Avec les derniers attentats en France, la sécurité des voyages et événements est devenue l'une des priorités des entreprises. Si elle rebat la carte des destinations, elle pousse aussi les agences événementielles à professionnaliser leurs méthodes de travail, tant en amont que pendant les opérations.


Rédigé par Nicolas Langis le Jeudi 20 Octobre 2016

Table ronde © Cyril Etien
Table ronde © Cyril Etien
Les participants à la table ronde :
  • Alia BOUKHRIS - Echapevoo
  • Michel RONCKA - RTE
  • Sylvie Pastre - Sobe Incentive
  • Emmanuelle BLONDIN - Duxin Com
  • Alain MOLLE - Eurosites
  • Christine BLANC - Office de tourisme de Malte
  • Sidonie PLOTTIER - Hopscotch Travel
  • Frédéric GIQUEAUX - Maori
  • Sabine AUCOIN - Safran RP
  • Didier ROUX - The Blue Yellow Company
  • Clémence BARET - Atout France


Voyages & Stratégie : Quelle est la conséquence des récents attentats ?

Michel Roncka : En tant qu’administrateur de l’Association française des travel managers, le constat que les entreprises se posent plus de questions. Le risque est pris en compte depuis longtemps dans les grands groupes. Mais la proximité et l’intensité des récents événements
ont fait qu’il est revenu à la surface, y compris désormais chez les PME/PMI.
Les choses changent également dans l’esprit des collaborateurs. Ils ont pris conscience que leur entreprise avait le devoir de les protéger.
Les attentats ont entraîné de nouvelles pratiques jusqu’alors rares, à savoir se signaler lors d’un voyage, même pour un déplacement en France.
Chez RTE, je vais prochainement intégrer les activités MICE dans mes fonctions de travel manager. Les exigences en termes de sécurité seront très en phase avec ce que nous faisons déjà pour les déplacements professionnels.

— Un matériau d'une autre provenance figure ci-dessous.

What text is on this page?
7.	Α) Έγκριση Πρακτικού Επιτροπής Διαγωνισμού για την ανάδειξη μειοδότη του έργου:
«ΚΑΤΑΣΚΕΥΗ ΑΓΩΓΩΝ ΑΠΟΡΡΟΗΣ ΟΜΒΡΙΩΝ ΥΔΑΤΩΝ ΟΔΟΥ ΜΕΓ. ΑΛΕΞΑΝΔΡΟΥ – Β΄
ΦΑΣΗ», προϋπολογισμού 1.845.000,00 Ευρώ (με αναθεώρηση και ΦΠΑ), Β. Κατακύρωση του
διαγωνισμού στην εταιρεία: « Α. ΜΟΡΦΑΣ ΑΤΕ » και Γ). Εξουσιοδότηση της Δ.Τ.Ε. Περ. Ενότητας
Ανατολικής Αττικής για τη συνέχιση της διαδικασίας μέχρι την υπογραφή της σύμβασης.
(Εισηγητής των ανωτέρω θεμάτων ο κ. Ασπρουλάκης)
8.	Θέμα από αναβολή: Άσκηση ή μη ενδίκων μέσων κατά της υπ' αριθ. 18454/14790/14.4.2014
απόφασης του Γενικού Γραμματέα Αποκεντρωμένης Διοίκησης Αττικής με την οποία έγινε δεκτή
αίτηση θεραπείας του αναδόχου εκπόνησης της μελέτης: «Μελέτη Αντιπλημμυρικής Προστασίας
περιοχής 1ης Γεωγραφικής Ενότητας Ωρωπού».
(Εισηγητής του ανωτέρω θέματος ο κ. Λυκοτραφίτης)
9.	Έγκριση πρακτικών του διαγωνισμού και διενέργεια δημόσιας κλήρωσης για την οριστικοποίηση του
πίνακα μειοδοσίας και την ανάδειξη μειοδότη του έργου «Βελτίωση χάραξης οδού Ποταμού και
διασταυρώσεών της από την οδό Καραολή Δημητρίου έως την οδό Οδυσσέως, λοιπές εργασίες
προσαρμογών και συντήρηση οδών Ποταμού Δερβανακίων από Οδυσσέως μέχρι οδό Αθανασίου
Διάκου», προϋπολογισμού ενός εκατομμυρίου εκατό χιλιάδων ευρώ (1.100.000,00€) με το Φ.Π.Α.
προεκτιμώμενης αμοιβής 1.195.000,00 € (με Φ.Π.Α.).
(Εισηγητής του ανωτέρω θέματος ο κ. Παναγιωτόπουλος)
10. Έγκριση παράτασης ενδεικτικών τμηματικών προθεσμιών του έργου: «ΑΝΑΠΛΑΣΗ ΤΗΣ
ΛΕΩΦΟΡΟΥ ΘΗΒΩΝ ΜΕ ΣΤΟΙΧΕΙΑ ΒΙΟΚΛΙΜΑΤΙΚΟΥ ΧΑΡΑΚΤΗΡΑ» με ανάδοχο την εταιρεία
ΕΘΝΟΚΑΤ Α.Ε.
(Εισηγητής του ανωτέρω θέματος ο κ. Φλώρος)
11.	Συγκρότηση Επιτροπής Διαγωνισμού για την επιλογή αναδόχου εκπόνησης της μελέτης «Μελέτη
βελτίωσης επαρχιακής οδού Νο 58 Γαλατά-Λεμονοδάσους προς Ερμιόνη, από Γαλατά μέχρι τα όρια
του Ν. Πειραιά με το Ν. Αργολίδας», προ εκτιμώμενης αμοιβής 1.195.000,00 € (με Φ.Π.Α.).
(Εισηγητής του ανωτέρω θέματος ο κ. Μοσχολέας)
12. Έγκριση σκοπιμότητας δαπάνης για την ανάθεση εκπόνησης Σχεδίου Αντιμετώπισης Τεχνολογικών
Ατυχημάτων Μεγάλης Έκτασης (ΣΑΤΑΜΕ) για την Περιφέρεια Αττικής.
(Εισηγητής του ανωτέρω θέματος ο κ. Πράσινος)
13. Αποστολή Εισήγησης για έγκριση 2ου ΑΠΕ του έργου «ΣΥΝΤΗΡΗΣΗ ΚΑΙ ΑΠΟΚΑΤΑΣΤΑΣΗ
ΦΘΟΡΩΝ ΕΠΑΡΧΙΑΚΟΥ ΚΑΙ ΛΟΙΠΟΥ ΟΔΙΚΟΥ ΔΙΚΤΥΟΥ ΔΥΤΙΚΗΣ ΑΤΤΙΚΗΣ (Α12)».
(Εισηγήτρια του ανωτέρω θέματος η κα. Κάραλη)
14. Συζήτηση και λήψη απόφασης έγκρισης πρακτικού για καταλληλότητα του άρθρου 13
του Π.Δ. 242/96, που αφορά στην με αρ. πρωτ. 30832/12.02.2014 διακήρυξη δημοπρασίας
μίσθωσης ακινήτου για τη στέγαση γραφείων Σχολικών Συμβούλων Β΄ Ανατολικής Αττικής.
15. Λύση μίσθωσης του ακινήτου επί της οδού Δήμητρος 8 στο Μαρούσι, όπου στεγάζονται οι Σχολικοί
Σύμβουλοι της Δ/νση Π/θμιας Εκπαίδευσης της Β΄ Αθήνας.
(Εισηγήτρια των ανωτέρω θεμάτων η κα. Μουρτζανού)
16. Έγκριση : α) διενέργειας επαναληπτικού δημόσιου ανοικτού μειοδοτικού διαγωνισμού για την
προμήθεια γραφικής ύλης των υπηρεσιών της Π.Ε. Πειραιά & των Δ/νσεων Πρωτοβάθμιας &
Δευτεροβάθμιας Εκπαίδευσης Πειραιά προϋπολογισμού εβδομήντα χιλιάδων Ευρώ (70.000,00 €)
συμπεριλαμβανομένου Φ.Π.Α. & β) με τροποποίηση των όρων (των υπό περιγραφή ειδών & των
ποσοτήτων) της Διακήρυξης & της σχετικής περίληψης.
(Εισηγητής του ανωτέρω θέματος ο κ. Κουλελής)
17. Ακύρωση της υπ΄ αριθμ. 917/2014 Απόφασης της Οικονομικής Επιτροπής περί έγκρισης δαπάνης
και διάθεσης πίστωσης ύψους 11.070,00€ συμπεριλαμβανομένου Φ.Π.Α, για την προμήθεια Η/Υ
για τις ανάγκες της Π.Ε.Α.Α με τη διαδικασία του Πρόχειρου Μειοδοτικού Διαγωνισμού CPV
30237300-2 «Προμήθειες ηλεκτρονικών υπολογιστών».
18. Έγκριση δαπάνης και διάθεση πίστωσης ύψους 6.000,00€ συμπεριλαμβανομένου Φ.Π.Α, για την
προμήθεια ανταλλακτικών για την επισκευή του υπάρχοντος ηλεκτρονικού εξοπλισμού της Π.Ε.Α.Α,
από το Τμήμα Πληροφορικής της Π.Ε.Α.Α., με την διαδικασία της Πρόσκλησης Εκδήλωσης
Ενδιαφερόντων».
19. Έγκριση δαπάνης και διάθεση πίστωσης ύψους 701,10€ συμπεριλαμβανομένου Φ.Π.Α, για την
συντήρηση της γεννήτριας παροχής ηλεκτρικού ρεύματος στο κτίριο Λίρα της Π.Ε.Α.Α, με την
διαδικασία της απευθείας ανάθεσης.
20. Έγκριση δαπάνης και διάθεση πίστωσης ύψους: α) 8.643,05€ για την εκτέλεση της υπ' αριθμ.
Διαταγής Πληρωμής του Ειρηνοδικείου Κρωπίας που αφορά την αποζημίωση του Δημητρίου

Didier Roux : The Blue Yellow Company compte beaucoup de clients dans le secteur de la pharmacie, avec une activité très internationale.
La sécurité a toujours été un élément tacitement admis. Mais aujourd’hui, elle devient quasiment une priorité des clients, un prérequis ; que ce soit dans le choix d’une destination ou d’un lieu.
Cela pousse les professionnels à adapter leur comportement.

Alain Molle : Eurosites regroupe une cinquantaine de lieux événementiels dont une dizaine à Paris. De novembre à cet été, nous avons subi une trentaine d’annulations.
Il y a désormais un vrai débat au sein de l’entreprise pour savoir si elle doit se réunir, et à quel endroit. On s’autorise ou non à aller dans un pays, à organiser ou non un événement.
Certaines entreprises préfèrent réaliser une manifestation en interne, dans leurs propres locaux. Alors même que la problématique n’est pas le bâtiment, mais la manifestation en elle-même. Un lieu événementiel est généralement mieux sécurisé que des bureaux !

"La sécurité devient quasiment une priorité des clients, un prérequis ; que ce soit dans le choix d’une destination ou d’un lieu."

Michel RONCKA - RTE © Cyril Etien
Michel RONCKA - RTE © Cyril Etien
Sylvie Pastre : Selon moi, il faut toutefois séparer l’événementiel et le voyage, pour lesquels les attentes sont différentes. Les clients en événementiel sont beaucoup plus impactés par les récents attentats.
Dans le voyage, le « terrain de jeu » est déjà contraint par les conseils du ministère des affaires étrangères et il s’est considérablement rétréci depuis déjà plusieurs années. Certaines entreprises se servent également des tragiques événements pour justifier de rester en Europe voire en France ; alors qu’en réalité, ce choix n’est guidé que par des contraintes budgétaires. Le contexte sécuritaire peut cacher un choix économique...

Alia Boukhris : Le phénomène n’est pas nouveau. La France s’est réveillée en septembre 2014, à la suite de la mort d’Hervé Gourdel décapité en Algérie. C’est à ce moment-là que le Quai d’Orsay est réellement intervenu avec une liste de destinations déconseillées. Cela a influé les entreprises, elles ont exigé un niveau de sécurité supplémentaire.
Tous les marchés sont impactés, l’événementiel comme le voyage. Quand il y a un congrès à Dubaï, le collaborateur peut avoir envie d’y aller mais subit la pression de sa famille et au final décliner le voyage. Cela pousse les organisateurs à se concentrer sur des destinations « safe ».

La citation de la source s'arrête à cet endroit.